Bangkok has a ridiculous oversupply of condos and this crisis isn't going to make a dent in it.
My advice to would-be condo hunters is that if you're thinking of renting or buying a condo, take your time and don't make any rash decisions. It's a buyers market and it always will be.
By Cynical, Nonthaburi (8th November 2011)
It's not only cheap build homes that are suffering. I know one Thai guy who recently bought a 15 million baht house on a swanky new moobarn development. The flood is almost up to the second floor now. I know one can't fight Mother Nature, but you don't really expect problems of this magnitude with a 15 million baht house that's barely six months old.

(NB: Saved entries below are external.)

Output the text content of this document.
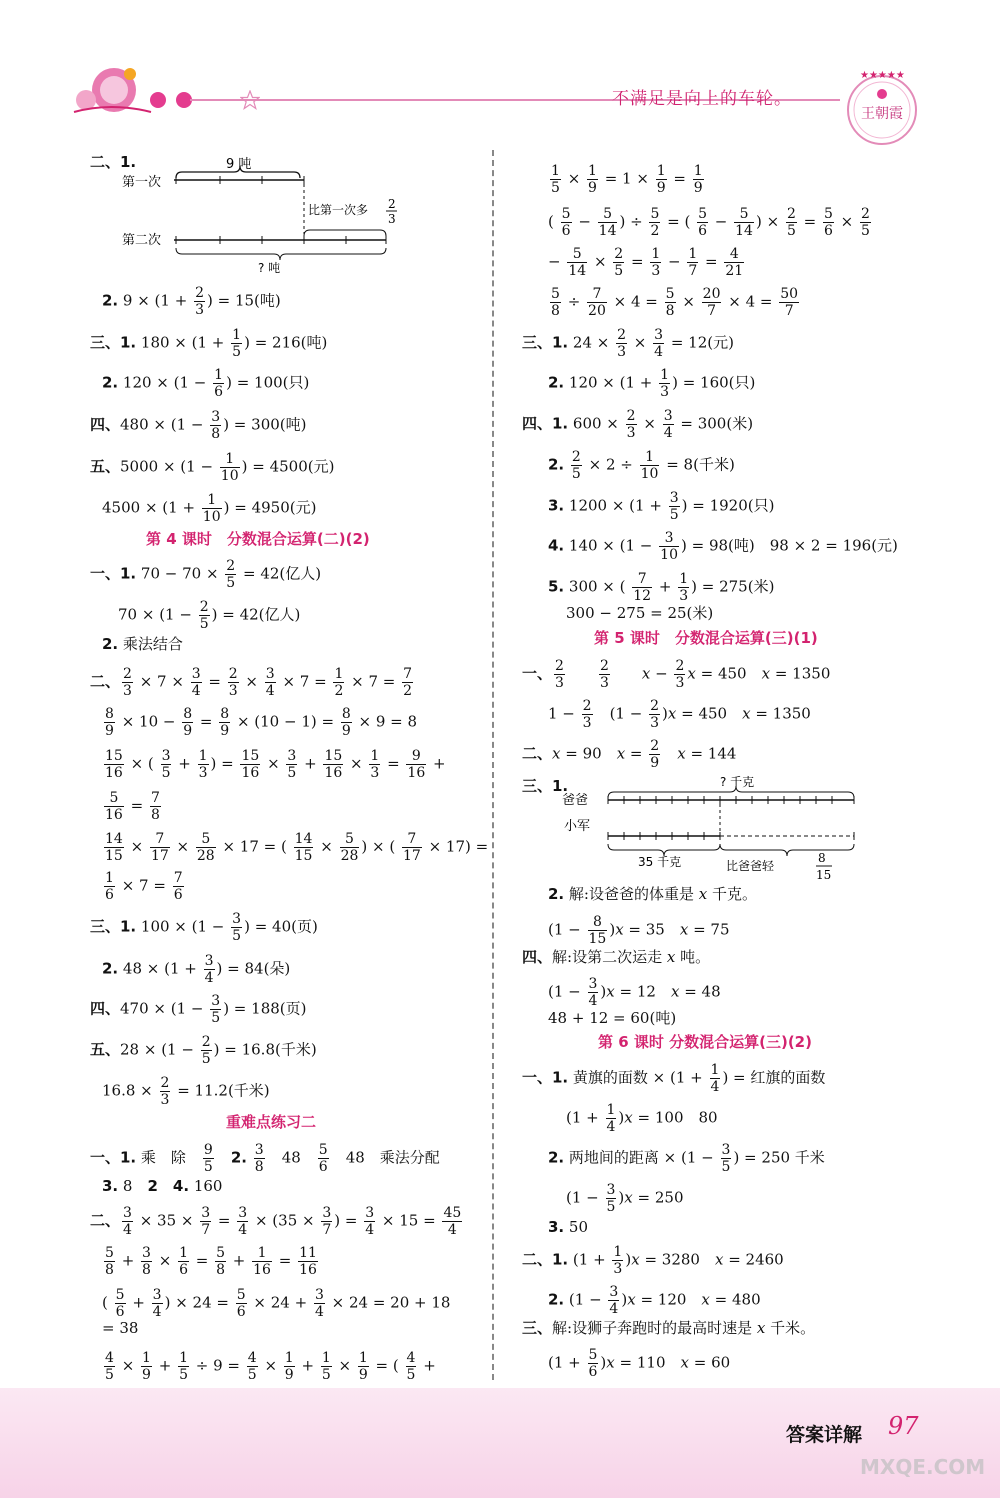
不满足是向上的车轮。
★★★★★
王朝霞
二、1.	9 吨
第一次
比第一次多 2
3
第二次
? 吨
2. $9 \times (1 + \frac{2}{3}$ ) = 15(吨)
三、1. $180 \times (1 + \frac{1}{5}$ ) = 216(吨)
2. $120 \times (1 - \frac{1}{6}$ ) = 100(只)
四、$480 \times (1 - \frac{3}{8}$ ) = 300(吨)
五、$5000 \times (1 - \frac{1}{10}$ ) = 4500(元)
$4500 \times (1 + \frac{1}{10}$ ) = 4950(元)
第 4 课时　分数混合运算(二)(2)
一、1. $70 - 70 \times \frac{2}{5} = 42$(亿人)
$70 \times (1 - \frac{2}{5}$ ) = 42(亿人)
2. 乘法结合
二、 $\frac{2}{3} \times 7 \times \frac{3}{4} = \frac{2}{3} \times \frac{3}{4} \times 7 = \frac{1}{2} \times 7 = \frac{7}{2}$
$\frac{8}{9} \times 10 - \frac{8}{9} = \frac{8}{9} \times (10 - 1) = \frac{8}{9} \times 9 = 8$
$\frac{15}{16}$ × ( $\frac{3}{5} + \frac{1}{3}$ ) = $\frac{15}{16} \times \frac{3}{5} + \frac{15}{16} \times \frac{1}{3} = \frac{9}{16}$ +
$\frac{5}{16} = \frac{7}{8}$
$\frac{14}{15} \times \frac{7}{17} \times \frac{5}{28} \times 17$ = ( $\frac{14}{15} \times \frac{5}{28}$ ) × ( $\frac{7}{17} \times 17$) =
$\frac{1}{6} \times 7 = \frac{7}{6}$
三、1. $100 \times (1 - \frac{3}{5}$ ) = 40(页)
2. $48 \times (1 + \frac{3}{4}$ ) = 84(朵)
四、$470 \times (1 - \frac{3}{5}$ ) = 188(页)
五、$28 \times (1 - \frac{2}{5}$ ) = 16.8(千米)
$16.8 \times \frac{2}{3} = 11.2$(千米)
重难点练习二
一、1. 乘　除　 $\frac{9}{5}$
　 2. $\frac{3}{8}$ 　48　 $\frac{5}{6}$ 　48　乘法分配
3. 8　2　 4. 160
二、 $\frac{3}{4} \times 35 \times \frac{3}{7} = \frac{3}{4} \times (35 \times \frac{3}{7}$ ) = $\frac{3}{4} \times 15 = \frac{45}{4}$
$\frac{5}{8} + \frac{3}{8} \times \frac{1}{6} = \frac{5}{8} + \frac{1}{16} = \frac{11}{16}$
( $\frac{5}{6} + \frac{3}{4}$ ) × $24 = \frac{5}{6} \times 24 + \frac{3}{4} \times 24 = 20 + 18$
= 38
$\frac{4}{5} \times \frac{1}{9} + \frac{1}{5} \div 9 = \frac{4}{5} \times \frac{1}{9} + \frac{1}{5} \times \frac{1}{9}$ = ( $\frac{4}{5}$ +
$\frac{1}{5} \times \frac{1}{9} = 1 \times \frac{1}{9} = \frac{1}{9}$
( $\frac{5}{6} - \frac{5}{14}$ ) ÷ $\frac{5}{2}$ = ( $\frac{5}{6} - \frac{5}{14}$ ) × $\frac{2}{5} = \frac{5}{6} \times \frac{2}{5}$
− $\frac{5}{14} \times \frac{2}{5} = \frac{1}{3} - \frac{1}{7} = \frac{4}{21}$
$\frac{5}{8} \div \frac{7}{20} \times 4 = \frac{5}{8} \times \frac{20}{7} \times 4 = \frac{50}{7}$
三、1. $24 \times \frac{2}{3} \times \frac{3}{4} = 12$(元)
2. $120 \times (1 + \frac{1}{3}$ ) = 160(只)
四、1. $600 \times \frac{2}{3} \times \frac{3}{4} = 300$(米)
2. $\frac{2}{5} \times 2 \div \frac{1}{10} = 8$(千米)
3. $1200 \times (1 + \frac{3}{5}$ ) = 1920(只)
4. $140 \times (1 - \frac{3}{10}$ ) = 98(吨)　98 × 2 = 196(元)
5. 300 × ( $\frac{7}{12} + \frac{1}{3}$ ) = 275(米)
300 − 275 = 25(米)
第 5 课时　分数混合运算(三)(1)
一、 $\frac{2}{3}$
　　 $\frac{2}{3}$
　　 $x - \frac{2}{3}$ x = 450　x = 1350
$1 - \frac{2}{3}$ 　$(1 - \frac{2}{3} )x = 450$　x = 1350
二、x = 90　$x = \frac{2}{9}$
　 x = 144
三、1.	? 千克
爸爸
小军
35 千克	比爸爸轻
8
15
2. 解:设爸爸的体重是 x 千克。
$(1 - \frac{8}{15} )x = 35$　x = 75
四、解:设第二次运走 x 吨。
$(1 - \frac{3}{4} )x = 12$　x = 48
48 + 12 = 60(吨)
第 6 课时 分数混合运算(三)(2)
一、1. 黄旗的面数 × ($1 + \frac{1}{4}$ ) = 红旗的面数
$(1 + \frac{1}{4} )x = 100$　80
2. 两地间的距离 × ($1 - \frac{3}{5}$ ) = 250 千米
$(1 - \frac{3}{5} )x = 250$
3. 50
二、1. $(1 + \frac{1}{3} )x = 3280$　x = 2460
2. $(1 - \frac{3}{4} )x = 120$　x = 480
三、解:设狮子奔跑时的最高时速是 x 千米。
$(1 + \frac{5}{6} )x = 110$　x = 60
答案详解 97
MXQE.COM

It's going to be very interesting to see how property sales go in certain areas. I mean - who would want to buy a house in Pathum Thani or Nonthaburi at the moment?
By philip, (6th November 2011)
"And even if the water miraculously went down tomorrow, then where will you find a plumber, electrician and plasterer? These people are going to be in big demand!"
I had to chuckle at that line Neil. These people are nigh on impossible to find anyway. Floods or no floods. It took me six months to find a bloke to hang a dozen pictures on a wall.